NYC’s Sidewalk Café has been one of those few venues that have been able to incubate an entire subgenre; they can’t take credit for inventing “anti-folk,” but today’s practitioners in the Sidewalk Café orbit offer a refreshing spin in an era when gloss and irony are de rigueur. On her sixth record, Uphill Both Ways, frequent Sidewalker Jenn Lindsay tries a few new tricks, but none of them involve pandering to the A&R reps who doubtlessly sniff around the scene (and if they weren’t sniffing already, they should be kicked into action by Sidewalk alum Regina Spektor’s oft-brilliant new album, which serves as a testament that the majors don’t always muck things up).

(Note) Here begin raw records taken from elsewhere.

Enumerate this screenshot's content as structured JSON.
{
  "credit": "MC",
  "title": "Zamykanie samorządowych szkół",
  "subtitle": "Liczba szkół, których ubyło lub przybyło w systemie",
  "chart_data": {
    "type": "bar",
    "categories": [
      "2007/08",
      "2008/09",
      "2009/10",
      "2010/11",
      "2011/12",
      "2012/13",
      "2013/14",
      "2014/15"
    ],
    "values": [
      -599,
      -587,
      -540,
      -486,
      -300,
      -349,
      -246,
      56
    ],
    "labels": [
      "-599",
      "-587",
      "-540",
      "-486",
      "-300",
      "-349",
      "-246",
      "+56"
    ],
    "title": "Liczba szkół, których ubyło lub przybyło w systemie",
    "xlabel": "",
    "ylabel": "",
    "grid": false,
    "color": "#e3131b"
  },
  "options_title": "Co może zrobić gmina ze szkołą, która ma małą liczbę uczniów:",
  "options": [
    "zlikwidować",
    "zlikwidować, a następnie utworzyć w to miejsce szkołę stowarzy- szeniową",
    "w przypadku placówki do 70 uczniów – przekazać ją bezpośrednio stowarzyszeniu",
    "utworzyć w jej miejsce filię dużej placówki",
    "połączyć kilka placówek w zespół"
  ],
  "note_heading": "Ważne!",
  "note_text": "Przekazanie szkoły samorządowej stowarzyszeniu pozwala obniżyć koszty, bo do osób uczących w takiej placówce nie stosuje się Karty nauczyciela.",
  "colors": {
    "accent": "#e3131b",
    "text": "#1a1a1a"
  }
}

Listening to a Lindsay album for the first time is a bit like being seated next to a stranger at a dinner party and finding out a lot about her dating history and her general worldview before the salads are cleared. After six albums, then, she feels more like an old friend at the table. Whereas Fired! took aim at the perils of the 9-to-5 rat race, Uphill Both Ways—while not so unified in its theme—is largely informed by a Big Breakup. The heartache culminates in what feels like the centerpiece of the album, even though it comes right at the end. “Kitchen Sink,” which attaches Lindsay’s sweetly affecting and unadorned vocals with lyrics that are so personal and openly transparent that they make diary entries look like Burroughs. “I gave you great sex and some pretty awesome presents,” she sings over a simple strum. The bold stroke is that there’s no pretense of making this into a universal song that vaguely applies to everyone. It’s for one person, and the fact that the rest of us are listening in seems to be merely incidental.

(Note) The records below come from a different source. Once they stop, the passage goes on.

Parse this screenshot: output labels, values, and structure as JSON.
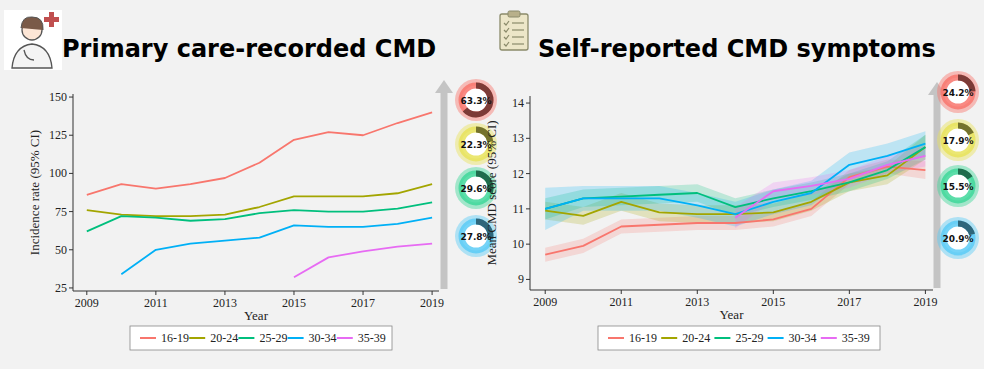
{
  "chart_data": [
    {
      "type": "line",
      "title": "Primary care-recorded CMD",
      "x_label": "Year",
      "y_label": "Incidence rate (95% CI)",
      "x": [
        2009,
        2010,
        2011,
        2012,
        2013,
        2014,
        2015,
        2016,
        2017,
        2018,
        2019
      ],
      "xlim": [
        2008.6,
        2019.2
      ],
      "xticks": [
        2009,
        2011,
        2013,
        2015,
        2017,
        2019
      ],
      "ylim": [
        23,
        152
      ],
      "yticks": [
        25,
        50,
        75,
        100,
        125,
        150
      ],
      "grid": false,
      "legend": "bottom",
      "series": [
        {
          "name": "16-19",
          "color": "#F8766D",
          "values": [
            86,
            93,
            90,
            93,
            97,
            107,
            122,
            127,
            125,
            133,
            140
          ]
        },
        {
          "name": "20-24",
          "color": "#A3A500",
          "values": [
            76,
            73,
            72,
            72,
            73,
            78,
            85,
            85,
            85,
            87,
            93
          ]
        },
        {
          "name": "25-29",
          "color": "#00BF7D",
          "values": [
            62,
            72,
            71,
            69,
            70,
            74,
            76,
            75,
            75,
            77,
            81
          ]
        },
        {
          "name": "30-34",
          "color": "#00B0F6",
          "values": [
            null,
            34,
            50,
            54,
            56,
            58,
            66,
            65,
            65,
            67,
            71
          ]
        },
        {
          "name": "35-39",
          "color": "#E76BF3",
          "values": [
            null,
            null,
            null,
            null,
            null,
            null,
            32,
            45,
            49,
            52,
            54
          ]
        }
      ],
      "percent_change": {
        "values": [
          63.3,
          22.3,
          29.6,
          27.8
        ],
        "value_labels": [
          "63.3%",
          "22.3%",
          "29.6%",
          "27.8%"
        ],
        "colors": [
          "#F8766D",
          "#E8E35A",
          "#3FD79A",
          "#5CCBF6"
        ]
      }
    },
    {
      "type": "line",
      "title": "Self-reported CMD symptoms",
      "x_label": "Year",
      "y_label": "Mean CMD score (95% CI)",
      "x": [
        2009,
        2010,
        2011,
        2012,
        2013,
        2014,
        2015,
        2016,
        2017,
        2018,
        2019
      ],
      "xlim": [
        2008.6,
        2019.2
      ],
      "xticks": [
        2009,
        2011,
        2013,
        2015,
        2017,
        2019
      ],
      "ylim": [
        8.7,
        14.2
      ],
      "yticks": [
        9,
        10,
        11,
        12,
        13,
        14
      ],
      "grid": false,
      "legend": "bottom",
      "series": [
        {
          "name": "16-19",
          "color": "#F8766D",
          "values": [
            9.7,
            9.95,
            10.5,
            10.55,
            10.6,
            10.6,
            10.7,
            11.0,
            11.9,
            12.2,
            12.1
          ],
          "lower": [
            9.5,
            9.75,
            10.3,
            10.35,
            10.4,
            10.4,
            10.5,
            10.8,
            11.7,
            12.0,
            11.85
          ],
          "upper": [
            9.9,
            10.15,
            10.7,
            10.75,
            10.8,
            10.8,
            10.9,
            11.2,
            12.1,
            12.4,
            12.35
          ]
        },
        {
          "name": "20-24",
          "color": "#A3A500",
          "values": [
            10.95,
            10.8,
            11.2,
            10.9,
            10.85,
            10.85,
            10.9,
            11.2,
            11.75,
            11.95,
            12.75
          ],
          "lower": [
            10.7,
            10.55,
            10.95,
            10.65,
            10.6,
            10.6,
            10.65,
            10.95,
            11.5,
            11.7,
            12.4
          ],
          "upper": [
            11.2,
            11.05,
            11.45,
            11.15,
            11.1,
            11.1,
            11.15,
            11.45,
            12.0,
            12.2,
            13.1
          ]
        },
        {
          "name": "25-29",
          "color": "#00BF7D",
          "values": [
            11.0,
            11.3,
            11.35,
            11.4,
            11.45,
            11.05,
            11.3,
            11.5,
            11.75,
            12.1,
            12.75
          ],
          "lower": [
            10.7,
            11.05,
            11.1,
            11.15,
            11.2,
            10.8,
            11.05,
            11.25,
            11.5,
            11.85,
            12.4
          ],
          "upper": [
            11.3,
            11.55,
            11.6,
            11.65,
            11.7,
            11.3,
            11.55,
            11.75,
            12.0,
            12.35,
            13.1
          ]
        },
        {
          "name": "30-34",
          "color": "#00B0F6",
          "values": [
            11.0,
            11.3,
            11.3,
            11.3,
            11.1,
            10.85,
            11.2,
            11.45,
            12.25,
            12.5,
            12.85
          ],
          "lower": [
            10.4,
            10.95,
            10.95,
            10.95,
            10.75,
            10.5,
            10.85,
            11.1,
            11.9,
            12.15,
            12.5
          ],
          "upper": [
            11.6,
            11.65,
            11.65,
            11.65,
            11.45,
            11.2,
            11.55,
            11.8,
            12.6,
            12.85,
            13.2
          ]
        },
        {
          "name": "35-39",
          "color": "#E76BF3",
          "values": [
            null,
            null,
            null,
            null,
            null,
            10.75,
            11.5,
            11.65,
            11.85,
            12.25,
            12.5
          ],
          "lower": [
            null,
            null,
            null,
            null,
            null,
            10.45,
            11.25,
            11.4,
            11.6,
            12.0,
            12.2
          ],
          "upper": [
            null,
            null,
            null,
            null,
            null,
            11.05,
            11.75,
            11.9,
            12.1,
            12.5,
            12.8
          ]
        }
      ],
      "percent_change": {
        "values": [
          24.2,
          17.9,
          15.5,
          20.9
        ],
        "value_labels": [
          "24.2%",
          "17.9%",
          "15.5%",
          "20.9%"
        ],
        "colors": [
          "#F8766D",
          "#E8E35A",
          "#3FD79A",
          "#5CCBF6"
        ]
      }
    }
  ]
}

While “Kitchen Sink” is the most stop-you-in-your-tracks piece of Uphill Both Ways, the tracks that most demand repeat listens are the ones that kick it up-tempo, like the gently propulsive title track that opens the record, and the rousing, self-reflective “It Came 2 Me.” Less successful is the Katrina-inspired reworking of “House of the Rising Sun” and “Amazing Grace.” Social consciousness has been one of Lindsay’s consistent strengths, and her pointed lyrical content about politicians asleep at the wheel is welcome, but the musical approach feels a bit cursory. As the single “big issue” song on an album otherwise driven largely by a personal love story, it has a disorienting effect.